Several researchers involved in research on breast milk and the COVID vaccine raised the same opinion. “There is no reason to think that there is anything to this vaccine that could cause it, and there is reason to believe that it will be beneficial,” Christina Chambers, co-director of the Center for Better Beginnings, told the University of California, said. , San Diego.

Why then follow parenting forums full of anecdotes about pediatricians telling mothers to wait to be vaccinated until their baby is older or to dump their milk after vaccination? Mostly because lactating mothers were not included in vaccine trials, researchers could not concretely study the risks.

But the researchers’ confidence that mothers vaccinated by COVID-19 are safe comes from what is widely known about how vaccines work.

“Unlike pregnancy, where there are theoretical safety issues, there is really no concern about lactation and vaccination,” Gray said.

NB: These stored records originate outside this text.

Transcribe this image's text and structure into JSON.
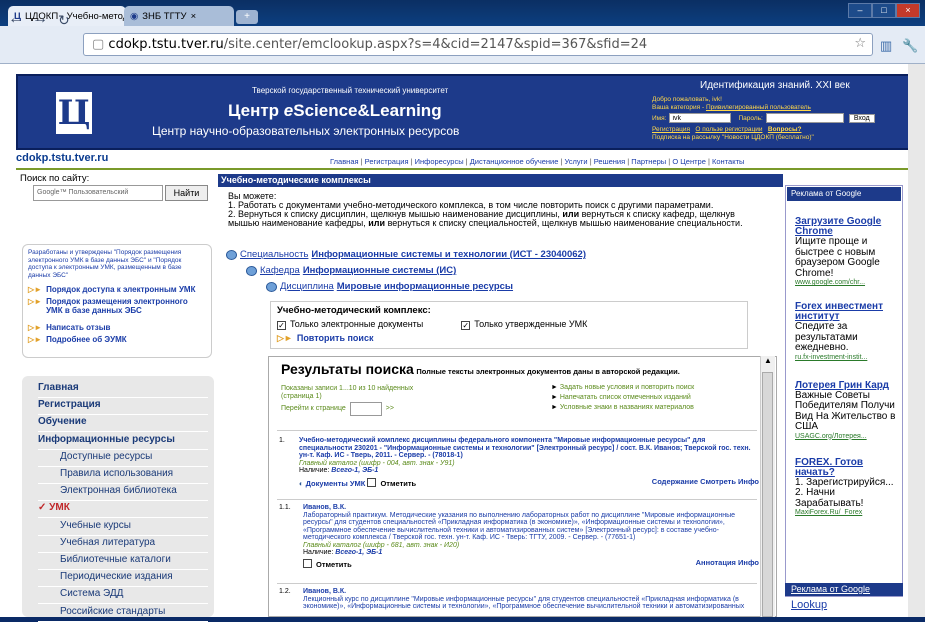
{
  "browser": {
    "tabs": [
      {
        "label": "ЦДОКП - Учебно-методи"
      },
      {
        "label": "ЗНБ ТГТУ"
      }
    ],
    "url": "cdokp.tstu.tver.ru/site.center/emclookup.aspx?s=4&cid=2147&spid=367&sfid=24",
    "url_domain": "cdokp.tstu.tver.ru",
    "url_rest": "/site.center/emclookup.aspx?s=4&cid=2147&spid=367&sfid=24"
  },
  "header": {
    "university": "Тверской государственный технический университет",
    "center_prefix": "Центр ",
    "center_e": "e",
    "center_suffix": "Science&Learning",
    "subtitle": "Центр научно-образовательных электронных ресурсов",
    "ident": "Идентификация знаний. XXI век",
    "welcome": "Добро пожаловать, ivk!",
    "category_label": "Ваша категория - ",
    "category_link": "Привилегированный пользователь",
    "login_label": "Имя:",
    "login_value": "ivk",
    "password_label": "Пароль:",
    "enter_button": "Вход",
    "register_link": "Регистрация",
    "benefit_link": "О пользе регистрации",
    "questions_link": "Вопросы?",
    "subscribe_link": "Подписка на рассылку \"Новости ЦДОКП (бесплатно)\""
  },
  "site": {
    "name": "cdokp.tstu.tver.ru",
    "topnav": [
      "Главная",
      "Регистрация",
      "Инфоресурсы",
      "Дистанционное обучение",
      "Услуги",
      "Решения",
      "Партнеры",
      "О Центре",
      "Контакты"
    ]
  },
  "left": {
    "search_label": "Поиск по сайту:",
    "search_placeholder": "Google™ Пользовательский",
    "search_button": "Найти",
    "info_text": "Разработаны и утверждены \"Порядок размещения электронного УМК в базе данных ЭБС\" и \"Порядок доступа к электронным УМК, размещенным в базе данных ЭБС\"",
    "info_links": [
      "Порядок доступа к электронным УМК",
      "Порядок размещения электронного УМК в базе данных ЭБС",
      "Написать отзыв",
      "Подробнее об ЭУМК"
    ],
    "menu": [
      {
        "label": "Главная",
        "level": 1
      },
      {
        "label": "Регистрация",
        "level": 1
      },
      {
        "label": "Обучение",
        "level": 1
      },
      {
        "label": "Информационные ресурсы",
        "level": 1
      },
      {
        "label": "Доступные ресурсы",
        "level": 2
      },
      {
        "label": "Правила использования",
        "level": 2
      },
      {
        "label": "Электронная библиотека",
        "level": 2
      },
      {
        "label": "УМК",
        "level": 1,
        "active": true
      },
      {
        "label": "Учебные курсы",
        "level": 2
      },
      {
        "label": "Учебная литература",
        "level": 2
      },
      {
        "label": "Библиотечные каталоги",
        "level": 2
      },
      {
        "label": "Периодические издания",
        "level": 2
      },
      {
        "label": "Система ЭДД",
        "level": 2
      },
      {
        "label": "Российские стандарты",
        "level": 2
      }
    ]
  },
  "content": {
    "section_title": "Учебно-методические комплексы",
    "intro_head": "Вы можете:",
    "intro_1": "1. Работать с документами учебно-методического комплекса, в том числе повторить поиск с другими параметрами.",
    "intro_2a": "2. Вернуться к списку дисциплин, щелкнув мышью наименование дисциплины, ",
    "intro_or": "или",
    "intro_2b": " вернуться к списку кафедр, щелкнув мышью наименование кафедры, ",
    "intro_2c": " вернуться к списку специальностей, щелкнув мышью наименование специальности.",
    "crumb_spec_label": "Специальность",
    "crumb_spec_value": "Информационные системы и технологии (ИСТ - 23040062)",
    "crumb_kaf_label": "Кафедра",
    "crumb_kaf_value": "Информационные системы (ИС)",
    "crumb_disc_label": "Дисциплина",
    "crumb_disc_value": "Мировые информационные ресурсы",
    "umk_title": "Учебно-методический комплекс:",
    "umk_opt1": "Только электронные документы",
    "umk_opt2": "Только утвержденные УМК",
    "repeat_search": "Повторить поиск"
  },
  "results": {
    "title": "Результаты поиска",
    "subtitle": "Полные тексты электронных документов даны в авторской редакции.",
    "shown": "Показаны записи 1...10 из 10 найденных",
    "page": "(страница 1)",
    "goto_label": "Перейти к странице",
    "goto_btn": ">>",
    "actions": [
      "Задать новые условия и повторить поиск",
      "Напечатать список отмеченных изданий",
      "Условные знаки в названиях материалов"
    ],
    "items": [
      {
        "num": "1.",
        "title": "Учебно-методический комплекс дисциплины федерального компонента \"Мировые информационные ресурсы\" для специальности 230201 - \"Информационные системы и технологии\" [Электронный ресурс] / сост. В.К. Иванов; Тверской гос. техн. ун-т. Каф. ИС - Тверь, 2011. - Сервер. - (78018-1)",
        "catalog": "Главный каталог (шифр - 004, авт. знак - У91)",
        "avail": "Наличие: ",
        "avail_v": "Всего-1, ЭБ-1",
        "docs": "Документы УМК",
        "mark": "Отметить",
        "links": "Содержание  Смотреть  Инфо"
      },
      {
        "num": "1.1.",
        "author": "Иванов, В.К.",
        "title": "Лабораторный практикум. Методические указания по выполнению лабораторных работ по дисциплине \"Мировые информационные ресурсы\" для студентов специальностей «Прикладная информатика (в экономике)», «Информационные системы и технологии», «Программное обеспечение вычислительной техники и автоматизированных систем» [Электронный ресурс]: в составе учебно-методического комплекса / Тверской гос. техн. ун-т. Каф. ИС - Тверь: ТГТУ, 2009. - Сервер. - (77651-1)",
        "catalog": "Главный каталог (шифр - 681, авт. знак - И20)",
        "avail": "Наличие: ",
        "avail_v": "Всего-1, ЭБ-1",
        "mark": "Отметить",
        "links": "Аннотация  Инфо"
      },
      {
        "num": "1.2.",
        "author": "Иванов, В.К.",
        "title": "Лекционный курс по дисциплине \"Мировые информационные ресурсы\" для студентов специальностей «Прикладная информатика (в экономике)», «Информационные системы и технологии», «Программное обеспечение вычислительной техники и автоматизированных"
      }
    ]
  },
  "ads": {
    "header": "Реклама от Google",
    "items": [
      {
        "title": "Загрузите Google Chrome",
        "body": "Ищите проще и быстрее с новым браузером Google Chrome!",
        "url": "www.google.com/chr..."
      },
      {
        "title": "Forex инвестмент институт",
        "body": "Спедите за результатами ежедневно.",
        "url": "ru.fx-investment-instit..."
      },
      {
        "title": "Лотерея Грин Кард",
        "body": "Важные Советы Победителям Получи Вид На Жительство в США",
        "url": "USAGC.org/Лотерея..."
      },
      {
        "title": "FOREX. Готов начать?",
        "body": "1. Зарегистрируйся... 2. Начни Зарабатывать!",
        "url": "MaxiForex.Ru/_Forex"
      }
    ],
    "footer_header": "Реклама от Google",
    "lookup": "Lookup"
  }
}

Both the Moderna and the Pfizer BioNTech products are mRNA vaccines. “The ingredients in the vaccine are mRNA molecules that have a short lifespan and have no way of switching to milk,” Seppo said.

So is relaxation really worth it?

Maybe not, decides one initial enthusiastic mother.

Nearly two weeks later, Koltes managed to pump only a few drops of breast milk each session. An email exchange with her pediatrician reinforced that she could not be sure, even though she had the milk going, that it was safe to keep unmasked, unvaccinated family members to hold her daughter. She applauded other women achieving more success with relaxation. But for her, that was it.

“It feels like a weight is being lifted,” she said as she ended her strict pumping schedule. Now she just has to wait for a real vaccine for her daughter, she said. Both Pfizer and Moderna recently began testing their vaccines on babies as young as 6 months old.